Suite Vénitienne, 1980



Constant Nieuwenhuys.menciona a auto-exclusão, perambulação e violência de grupos de contracultura como uma frustração com os limites impostos por uma sociedade voltada para o trabalho, dizendo que esses grupos formariam a New Babylon, uma construção de cidade anti-capitalista. Calle não fez parte de grupos durante sua vida, com exceção de militâncias políticas, mas é possível observar uma rebeldia para com a sociedade produtiva que ela nunca se enxergou parte de, sempre se entregando à deriva. A deriva faz parte da história de Sophie e foi a partir desta que ela encontrou a fotografia.

“Uma ou várias pessoas que se lançam à deriva renunciam, durante um tempo mais ou menos longo, os motivos para deslocar-se ou atuar normalmente em suas relações, trabalhos e entretenimentos próprios de si, para deixar-se levar pelas solicitações do terreno e os encontros que a ele corresponde.” Guy Debord, Teoria da Deriva.

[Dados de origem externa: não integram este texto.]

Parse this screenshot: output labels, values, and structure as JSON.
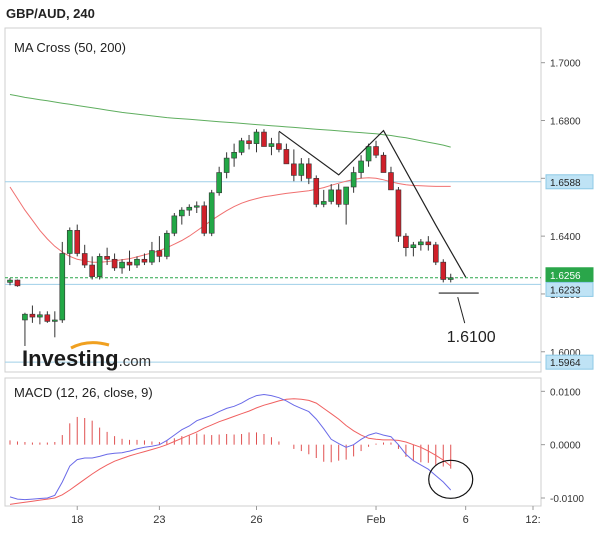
{
  "header": {
    "symbol_title": "GBP/AUD, 240"
  },
  "colors": {
    "bull": "#22a846",
    "bear": "#d0202a",
    "ma_fast": "#f07070",
    "ma_slow": "#5fae5f",
    "hline": "#9fcfe8",
    "current": "#2aa64a",
    "price_tag_text": "#222222",
    "macd_line": "#6a6ae8",
    "signal_line": "#f06060",
    "hist": "#e05050",
    "annotation": "#222222"
  },
  "chart_data": [
    {
      "type": "candlestick",
      "title": "MA Cross (50, 200)",
      "y_ticks": [
        "1.7000",
        "1.6800",
        "1.6600",
        "1.6400",
        "1.6200",
        "1.6000"
      ],
      "x_ticks": [
        "18",
        "23",
        "26",
        "Feb",
        "6",
        "12:"
      ],
      "ylim": [
        1.593,
        1.712
      ],
      "candles": [
        [
          1.624,
          1.6255,
          1.623,
          1.6248
        ],
        [
          1.6248,
          1.625,
          1.6225,
          1.6228
        ],
        [
          1.611,
          1.6135,
          1.602,
          1.613
        ],
        [
          1.613,
          1.616,
          1.61,
          1.612
        ],
        [
          1.612,
          1.614,
          1.6095,
          1.6128
        ],
        [
          1.6128,
          1.614,
          1.61,
          1.6105
        ],
        [
          1.6105,
          1.614,
          1.605,
          1.611
        ],
        [
          1.611,
          1.638,
          1.61,
          1.634
        ],
        [
          1.634,
          1.643,
          1.63,
          1.642
        ],
        [
          1.642,
          1.644,
          1.633,
          1.634
        ],
        [
          1.634,
          1.637,
          1.629,
          1.63
        ],
        [
          1.63,
          1.633,
          1.625,
          1.626
        ],
        [
          1.626,
          1.634,
          1.625,
          1.633
        ],
        [
          1.633,
          1.636,
          1.63,
          1.632
        ],
        [
          1.632,
          1.634,
          1.628,
          1.629
        ],
        [
          1.629,
          1.632,
          1.627,
          1.631
        ],
        [
          1.631,
          1.635,
          1.628,
          1.63
        ],
        [
          1.63,
          1.633,
          1.629,
          1.632
        ],
        [
          1.632,
          1.634,
          1.63,
          1.631
        ],
        [
          1.631,
          1.638,
          1.63,
          1.635
        ],
        [
          1.635,
          1.64,
          1.631,
          1.633
        ],
        [
          1.633,
          1.642,
          1.632,
          1.641
        ],
        [
          1.641,
          1.648,
          1.64,
          1.647
        ],
        [
          1.647,
          1.65,
          1.644,
          1.649
        ],
        [
          1.649,
          1.651,
          1.647,
          1.65
        ],
        [
          1.65,
          1.652,
          1.648,
          1.6505
        ],
        [
          1.6505,
          1.652,
          1.64,
          1.641
        ],
        [
          1.641,
          1.656,
          1.64,
          1.655
        ],
        [
          1.655,
          1.664,
          1.654,
          1.662
        ],
        [
          1.662,
          1.669,
          1.66,
          1.667
        ],
        [
          1.667,
          1.672,
          1.664,
          1.669
        ],
        [
          1.669,
          1.674,
          1.668,
          1.673
        ],
        [
          1.673,
          1.675,
          1.67,
          1.672
        ],
        [
          1.672,
          1.677,
          1.669,
          1.676
        ],
        [
          1.676,
          1.677,
          1.671,
          1.671
        ],
        [
          1.671,
          1.674,
          1.668,
          1.672
        ],
        [
          1.672,
          1.676,
          1.669,
          1.67
        ],
        [
          1.67,
          1.672,
          1.665,
          1.665
        ],
        [
          1.665,
          1.67,
          1.659,
          1.661
        ],
        [
          1.661,
          1.667,
          1.659,
          1.665
        ],
        [
          1.665,
          1.667,
          1.658,
          1.66
        ],
        [
          1.66,
          1.661,
          1.65,
          1.651
        ],
        [
          1.651,
          1.656,
          1.65,
          1.652
        ],
        [
          1.652,
          1.658,
          1.651,
          1.656
        ],
        [
          1.656,
          1.658,
          1.65,
          1.651
        ],
        [
          1.651,
          1.657,
          1.644,
          1.657
        ],
        [
          1.657,
          1.664,
          1.655,
          1.662
        ],
        [
          1.662,
          1.668,
          1.66,
          1.666
        ],
        [
          1.666,
          1.672,
          1.664,
          1.671
        ],
        [
          1.671,
          1.673,
          1.667,
          1.668
        ],
        [
          1.668,
          1.669,
          1.662,
          1.662
        ],
        [
          1.662,
          1.664,
          1.656,
          1.656
        ],
        [
          1.656,
          1.657,
          1.638,
          1.64
        ],
        [
          1.64,
          1.641,
          1.633,
          1.636
        ],
        [
          1.636,
          1.638,
          1.633,
          1.637
        ],
        [
          1.637,
          1.639,
          1.635,
          1.638
        ],
        [
          1.638,
          1.64,
          1.635,
          1.637
        ],
        [
          1.637,
          1.638,
          1.63,
          1.631
        ],
        [
          1.631,
          1.632,
          1.624,
          1.625
        ],
        [
          1.625,
          1.627,
          1.624,
          1.6256
        ]
      ],
      "ma50": [
        1.657,
        1.653,
        1.649,
        1.6455,
        1.642,
        1.639,
        1.6365,
        1.6345,
        1.633,
        1.632,
        1.6315,
        1.631,
        1.631,
        1.6312,
        1.6315,
        1.6318,
        1.6322,
        1.6328,
        1.6335,
        1.6342,
        1.635,
        1.636,
        1.6372,
        1.6385,
        1.64,
        1.6418,
        1.6436,
        1.6455,
        1.6472,
        1.6488,
        1.6502,
        1.6514,
        1.6523,
        1.653,
        1.6536,
        1.654,
        1.6544,
        1.6548,
        1.6551,
        1.6554,
        1.6557,
        1.6562,
        1.6568,
        1.6576,
        1.6583,
        1.659,
        1.6596,
        1.66,
        1.6602,
        1.66,
        1.6595,
        1.6588,
        1.6582,
        1.6578,
        1.6575,
        1.6574,
        1.6573,
        1.6572,
        1.6572,
        1.6572
      ],
      "ma200": [
        1.689,
        1.6885,
        1.688,
        1.6876,
        1.6872,
        1.6868,
        1.6864,
        1.686,
        1.6856,
        1.6852,
        1.6848,
        1.6844,
        1.684,
        1.6836,
        1.6832,
        1.6828,
        1.6825,
        1.6822,
        1.6819,
        1.6816,
        1.6813,
        1.681,
        1.6808,
        1.6806,
        1.6804,
        1.6802,
        1.68,
        1.6798,
        1.6796,
        1.6794,
        1.6792,
        1.679,
        1.6788,
        1.6786,
        1.6784,
        1.6782,
        1.678,
        1.6778,
        1.6776,
        1.6774,
        1.6772,
        1.677,
        1.6768,
        1.6766,
        1.6764,
        1.6762,
        1.676,
        1.6758,
        1.6756,
        1.6754,
        1.6751,
        1.6748,
        1.6744,
        1.674,
        1.6735,
        1.673,
        1.6725,
        1.672,
        1.6715,
        1.6708
      ],
      "horizontal_lines": [
        {
          "label": "1.6588",
          "value": 1.6588,
          "kind": "level"
        },
        {
          "label": "1.6256",
          "value": 1.6256,
          "kind": "current"
        },
        {
          "label": "1.6233",
          "value": 1.6233,
          "kind": "level"
        },
        {
          "label": "1.5964",
          "value": 1.5964,
          "kind": "level"
        }
      ],
      "annotation": {
        "label": "1.6100",
        "target_value": 1.6203
      },
      "zigzag": [
        [
          36,
          1.6763
        ],
        [
          44,
          1.6612
        ],
        [
          50,
          1.6765
        ],
        [
          57,
          1.6438
        ],
        [
          61,
          1.6258
        ]
      ]
    },
    {
      "type": "line",
      "title": "MACD (12, 26, close, 9)",
      "y_ticks": [
        "0.0100",
        "0.0000",
        "-0.0100"
      ],
      "ylim": [
        -0.0115,
        0.0125
      ],
      "macd": [
        -0.0098,
        -0.0102,
        -0.0103,
        -0.0102,
        -0.0101,
        -0.01,
        -0.0095,
        -0.007,
        -0.004,
        -0.0028,
        -0.0025,
        -0.0025,
        -0.0022,
        -0.0018,
        -0.0016,
        -0.0015,
        -0.0012,
        -0.0008,
        -0.0005,
        -0.0003,
        0.0,
        0.0008,
        0.0018,
        0.0028,
        0.0035,
        0.0045,
        0.005,
        0.0055,
        0.0062,
        0.0068,
        0.0072,
        0.0078,
        0.0086,
        0.0092,
        0.0094,
        0.0092,
        0.0088,
        0.0082,
        0.0074,
        0.0068,
        0.0062,
        0.0048,
        0.003,
        0.001,
        0.0002,
        -0.0005,
        0.0,
        0.001,
        0.0018,
        0.0022,
        0.0018,
        0.0015,
        0.0,
        -0.0018,
        -0.003,
        -0.0038,
        -0.0046,
        -0.0058,
        -0.007,
        -0.0085
      ],
      "signal": [
        -0.0112,
        -0.011,
        -0.0108,
        -0.0106,
        -0.0104,
        -0.0102,
        -0.01,
        -0.0094,
        -0.0085,
        -0.0075,
        -0.0065,
        -0.0055,
        -0.0046,
        -0.0038,
        -0.0031,
        -0.0026,
        -0.0021,
        -0.0017,
        -0.0013,
        -0.0009,
        -0.0005,
        0.0,
        0.0006,
        0.0012,
        0.0018,
        0.0024,
        0.0031,
        0.0037,
        0.0043,
        0.0048,
        0.0053,
        0.0058,
        0.0063,
        0.0069,
        0.0074,
        0.0078,
        0.0082,
        0.0085,
        0.0086,
        0.0085,
        0.0083,
        0.0078,
        0.0068,
        0.0058,
        0.0048,
        0.0036,
        0.0026,
        0.0018,
        0.0012,
        0.001,
        0.0009,
        0.0009,
        0.0008,
        0.0005,
        0.0,
        -0.0005,
        -0.0012,
        -0.002,
        -0.0029,
        -0.004
      ],
      "histogram": [
        0.0008,
        0.0006,
        0.0005,
        0.0004,
        0.0004,
        0.0004,
        0.0005,
        0.0018,
        0.004,
        0.0052,
        0.005,
        0.0045,
        0.0032,
        0.0024,
        0.0016,
        0.0011,
        0.0009,
        0.0009,
        0.0008,
        0.0006,
        0.0005,
        0.0008,
        0.0012,
        0.0016,
        0.0017,
        0.0021,
        0.0019,
        0.0018,
        0.0019,
        0.002,
        0.0019,
        0.002,
        0.0023,
        0.0023,
        0.002,
        0.0014,
        0.0006,
        0.0,
        -0.0008,
        -0.0012,
        -0.0018,
        -0.0025,
        -0.0032,
        -0.0033,
        -0.003,
        -0.0028,
        -0.0022,
        -0.0012,
        -0.0004,
        0.0002,
        0.0004,
        0.0004,
        -0.0008,
        -0.0023,
        -0.003,
        -0.0033,
        -0.0034,
        -0.0038,
        -0.0041,
        -0.0045
      ]
    }
  ],
  "branding": {
    "logo_main": "Investing",
    "logo_suffix": ".com"
  }
}
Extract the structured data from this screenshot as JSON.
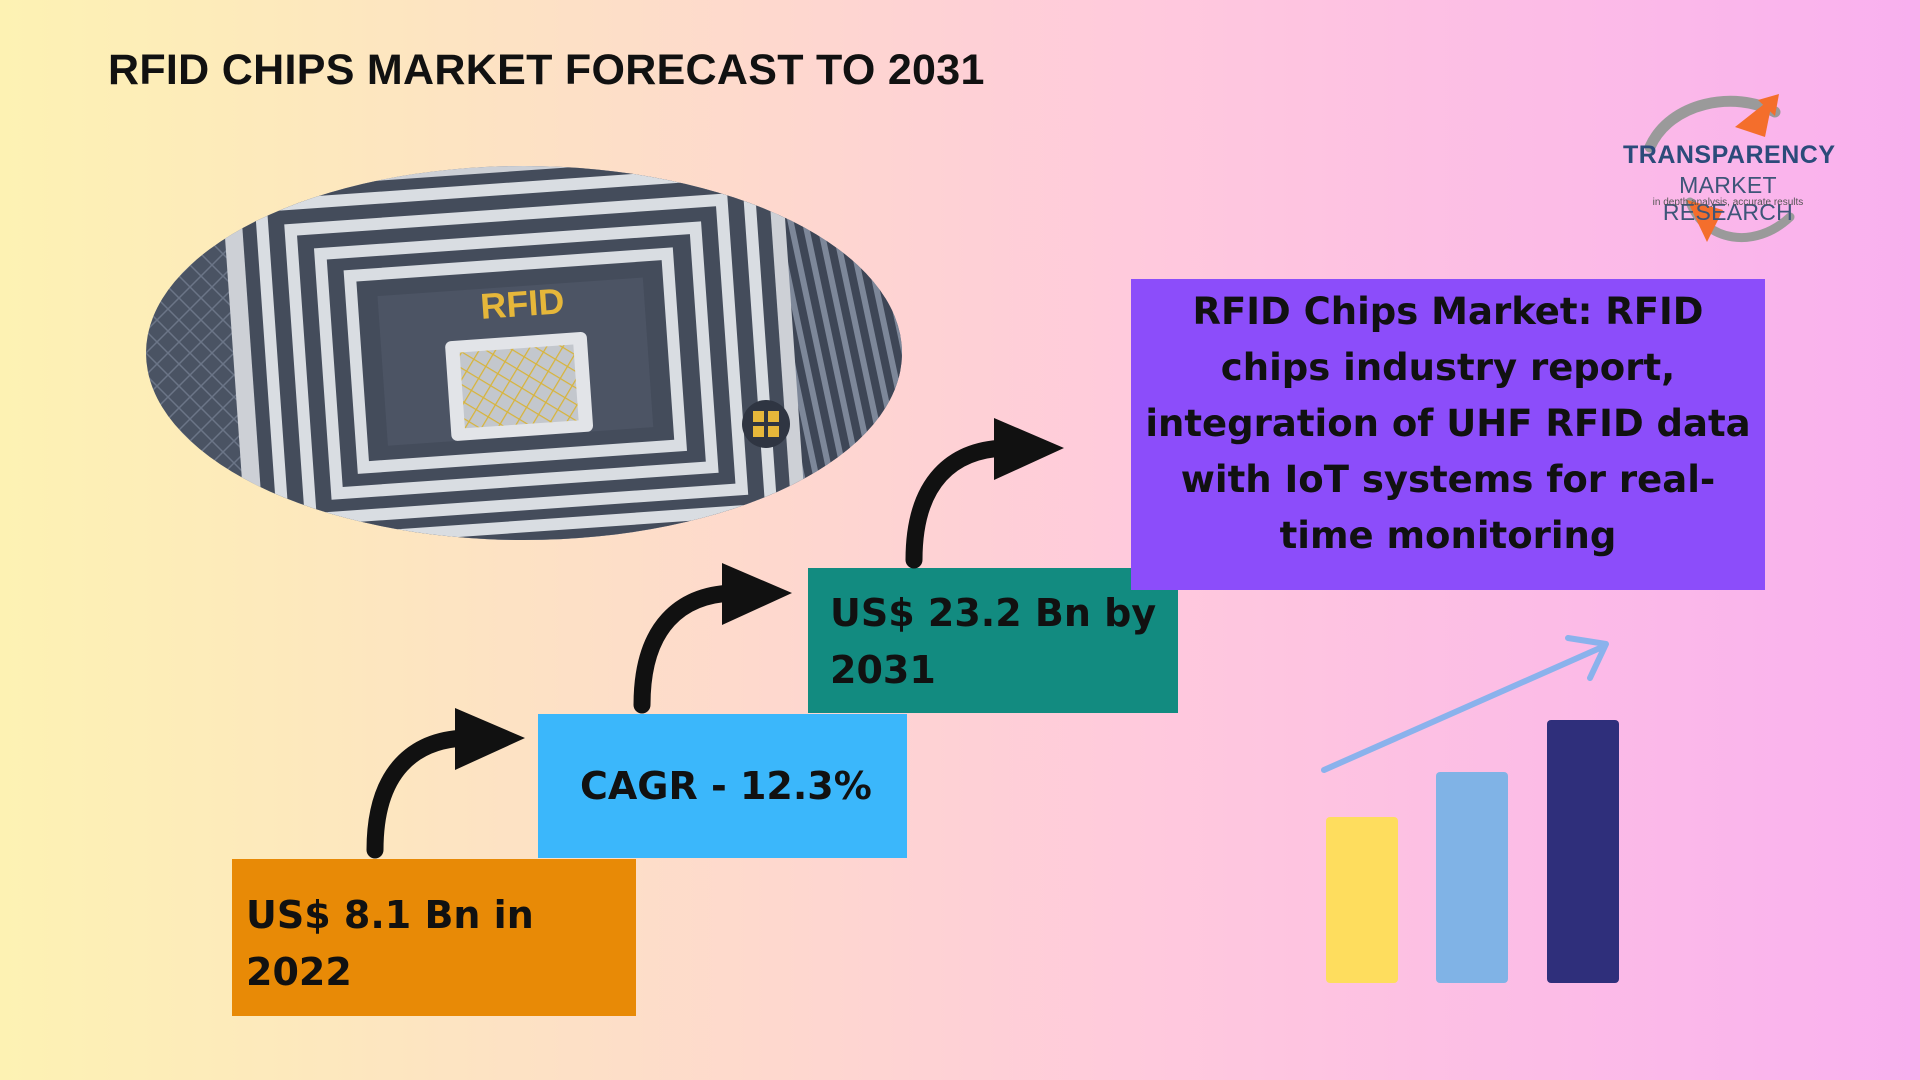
{
  "title": "RFID CHIPS MARKET FORECAST TO 2031",
  "logo": {
    "line1": "TRANSPARENCY",
    "line2": "MARKET RESEARCH",
    "line3": "in depth analysis, accurate results",
    "colors": {
      "primary": "#2b4b7a",
      "accent": "#f46e2c",
      "ring": "#9a9a9a"
    }
  },
  "photo": {
    "icon": "rfid-chip-image",
    "label": "RFID"
  },
  "steps": [
    {
      "text": "US$ 8.1 Bn in 2022",
      "color": "#e88a06"
    },
    {
      "text": "CAGR - 12.3%",
      "color": "#3bb7fb"
    },
    {
      "text": "US$ 23.2 Bn by 2031",
      "color": "#128b80"
    }
  ],
  "info_box": {
    "text": "RFID Chips Market: RFID chips industry report, integration of UHF RFID data with IoT systems for real-time monitoring",
    "color": "#8c4dfa"
  },
  "growth_icon": {
    "icon": "bar-chart-growth-icon",
    "bar_colors": [
      "#fedd5e",
      "#80b3e6",
      "#2f2f7b"
    ],
    "arrow_color": "#8ab2ec"
  }
}
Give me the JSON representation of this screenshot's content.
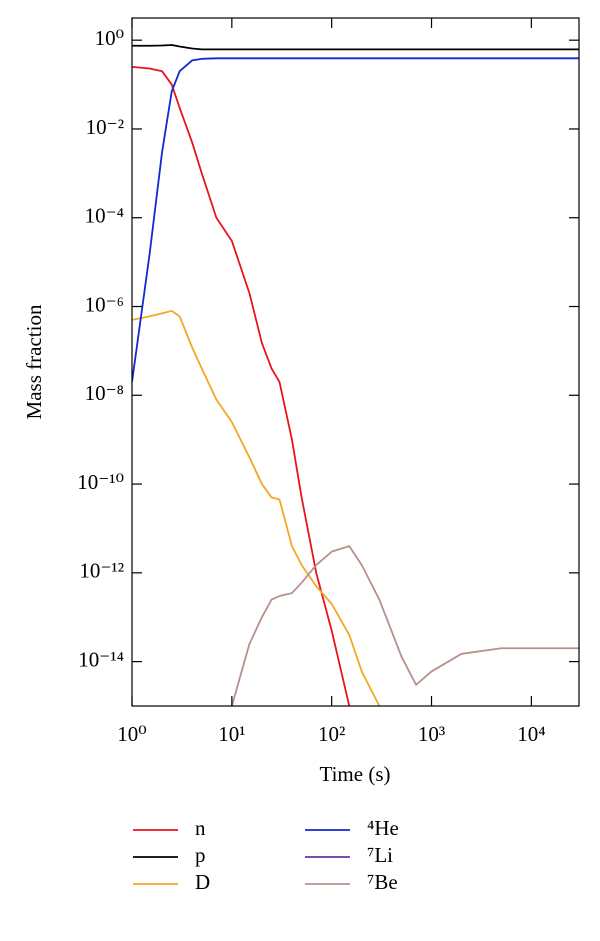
{
  "chart_data": {
    "type": "line",
    "xlabel": "Time (s)",
    "ylabel": "Mass fraction",
    "x": [
      1,
      1.5,
      2,
      2.5,
      3,
      4,
      5,
      7,
      10,
      15,
      20,
      25,
      30,
      40,
      50,
      70,
      100,
      150,
      200,
      300,
      500,
      700,
      1000,
      2000,
      5000,
      10000,
      30000
    ],
    "xscale": "log",
    "yscale": "log",
    "xlim": [
      1,
      30000
    ],
    "ylim": [
      1e-15,
      3.16
    ],
    "xticks": [
      {
        "value": 1,
        "label": "10⁰"
      },
      {
        "value": 10,
        "label": "10¹"
      },
      {
        "value": 100,
        "label": "10²"
      },
      {
        "value": 1000,
        "label": "10³"
      },
      {
        "value": 10000,
        "label": "10⁴"
      }
    ],
    "yticks": [
      {
        "value": 1,
        "label": "10⁰"
      },
      {
        "value": 0.01,
        "label": "10⁻²"
      },
      {
        "value": 0.0001,
        "label": "10⁻⁴"
      },
      {
        "value": 1e-06,
        "label": "10⁻⁶"
      },
      {
        "value": 1e-08,
        "label": "10⁻⁸"
      },
      {
        "value": 1e-10,
        "label": "10⁻¹⁰"
      },
      {
        "value": 1e-12,
        "label": "10⁻¹²"
      },
      {
        "value": 1e-14,
        "label": "10⁻¹⁴"
      }
    ],
    "series": [
      {
        "name": "n",
        "color": "#e8141c",
        "values": [
          0.25,
          0.23,
          0.2,
          0.1,
          0.03,
          0.005,
          0.001,
          0.0001,
          3e-05,
          2e-06,
          1.5e-07,
          4e-08,
          2e-08,
          1e-09,
          5e-11,
          1e-12,
          5e-14,
          1e-15,
          null,
          null,
          null,
          null,
          null,
          null,
          null,
          null,
          null
        ]
      },
      {
        "name": "p",
        "color": "#000000",
        "values": [
          0.75,
          0.75,
          0.76,
          0.78,
          0.72,
          0.65,
          0.62,
          0.62,
          0.62,
          0.62,
          0.62,
          0.62,
          0.62,
          0.62,
          0.62,
          0.62,
          0.62,
          0.62,
          0.62,
          0.62,
          0.62,
          0.62,
          0.62,
          0.62,
          0.62,
          0.62,
          0.62
        ]
      },
      {
        "name": "D",
        "color": "#f5a623",
        "values": [
          5e-07,
          6e-07,
          7e-07,
          8e-07,
          6e-07,
          1.2e-07,
          4e-08,
          8e-09,
          2.5e-09,
          4e-10,
          1e-10,
          5e-11,
          4.5e-11,
          4e-12,
          1.5e-12,
          5e-13,
          2e-13,
          4e-14,
          6e-15,
          1e-15,
          null,
          null,
          null,
          null,
          null,
          null,
          null
        ]
      },
      {
        "name": "⁴He",
        "color": "#1228d0",
        "values": [
          2e-08,
          1.5e-05,
          0.003,
          0.07,
          0.2,
          0.35,
          0.38,
          0.39,
          0.39,
          0.39,
          0.39,
          0.39,
          0.39,
          0.39,
          0.39,
          0.39,
          0.39,
          0.39,
          0.39,
          0.39,
          0.39,
          0.39,
          0.39,
          0.39,
          0.39,
          0.39,
          0.39
        ]
      },
      {
        "name": "⁷Li",
        "color": "#7030a0",
        "values": [
          null,
          null,
          null,
          null,
          null,
          null,
          null,
          null,
          null,
          null,
          null,
          null,
          null,
          null,
          null,
          null,
          null,
          null,
          null,
          null,
          null,
          null,
          null,
          null,
          null,
          null,
          null
        ]
      },
      {
        "name": "⁷Be",
        "color": "#b8908c",
        "values": [
          null,
          null,
          null,
          null,
          null,
          null,
          null,
          null,
          1e-15,
          2.5e-14,
          1e-13,
          2.5e-13,
          3e-13,
          3.5e-13,
          6e-13,
          1.5e-12,
          3e-12,
          4e-12,
          1.5e-12,
          2.5e-13,
          1.3e-14,
          3e-15,
          6e-15,
          1.5e-14,
          2e-14,
          2e-14,
          2e-14
        ]
      }
    ]
  }
}
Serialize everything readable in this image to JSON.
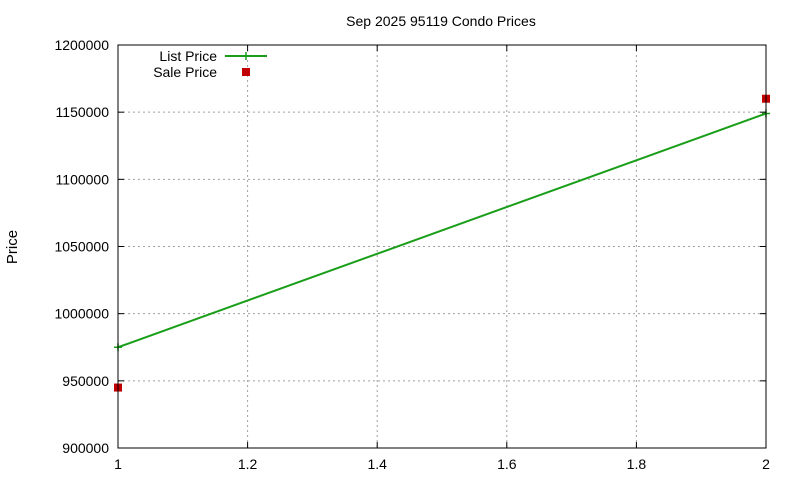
{
  "chart_data": {
    "type": "line",
    "title": "Sep 2025 95119 Condo Prices",
    "xlabel": "",
    "ylabel": "Price",
    "xlim": [
      1,
      2
    ],
    "ylim": [
      900000,
      1200000
    ],
    "xticks": [
      1,
      1.2,
      1.4,
      1.6,
      1.8,
      2
    ],
    "xtick_labels": [
      "1",
      "1.2",
      "1.4",
      "1.6",
      "1.8",
      "2"
    ],
    "yticks": [
      900000,
      950000,
      1000000,
      1050000,
      1100000,
      1150000,
      1200000
    ],
    "ytick_labels": [
      "900000",
      "950000",
      "1000000",
      "1050000",
      "1100000",
      "1150000",
      "1200000"
    ],
    "grid": true,
    "legend_position": "top-left",
    "series": [
      {
        "name": "List Price",
        "kind": "line",
        "marker": "plus",
        "color": "#1a9e1a",
        "points": [
          [
            1,
            975000
          ],
          [
            2,
            1149000
          ]
        ]
      },
      {
        "name": "Sale Price",
        "kind": "scatter",
        "marker": "square",
        "color": "#c00000",
        "points": [
          [
            1,
            945000
          ],
          [
            2,
            1160000
          ]
        ]
      }
    ]
  }
}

Ao começar suas derivas em Paris e perseguir diferentes anônimos, Sophie Calle se deixa levar não pelo terreno, como proposto por Debord em “Teoria da Deriva”, mas pelo habitante, este que caminha pela memória afetiva (“The Eruv of Jerusalem”, “The Bronx”) – ou por suas relações cotidianas de deslocamento (“Suite Vénitienne”). A deriva de Calle decerto não se relaciona com a psicogeografia, mas sim com a subjetividade do outro que a guia e é a linha que puxa o jogo. Ao se relacionar com suas derivas-jogos, Sophie Calle segue a regra proposta por ela, mas está é uma regra elástica que pode envolver um segundo elemento que tem suas próprias regras.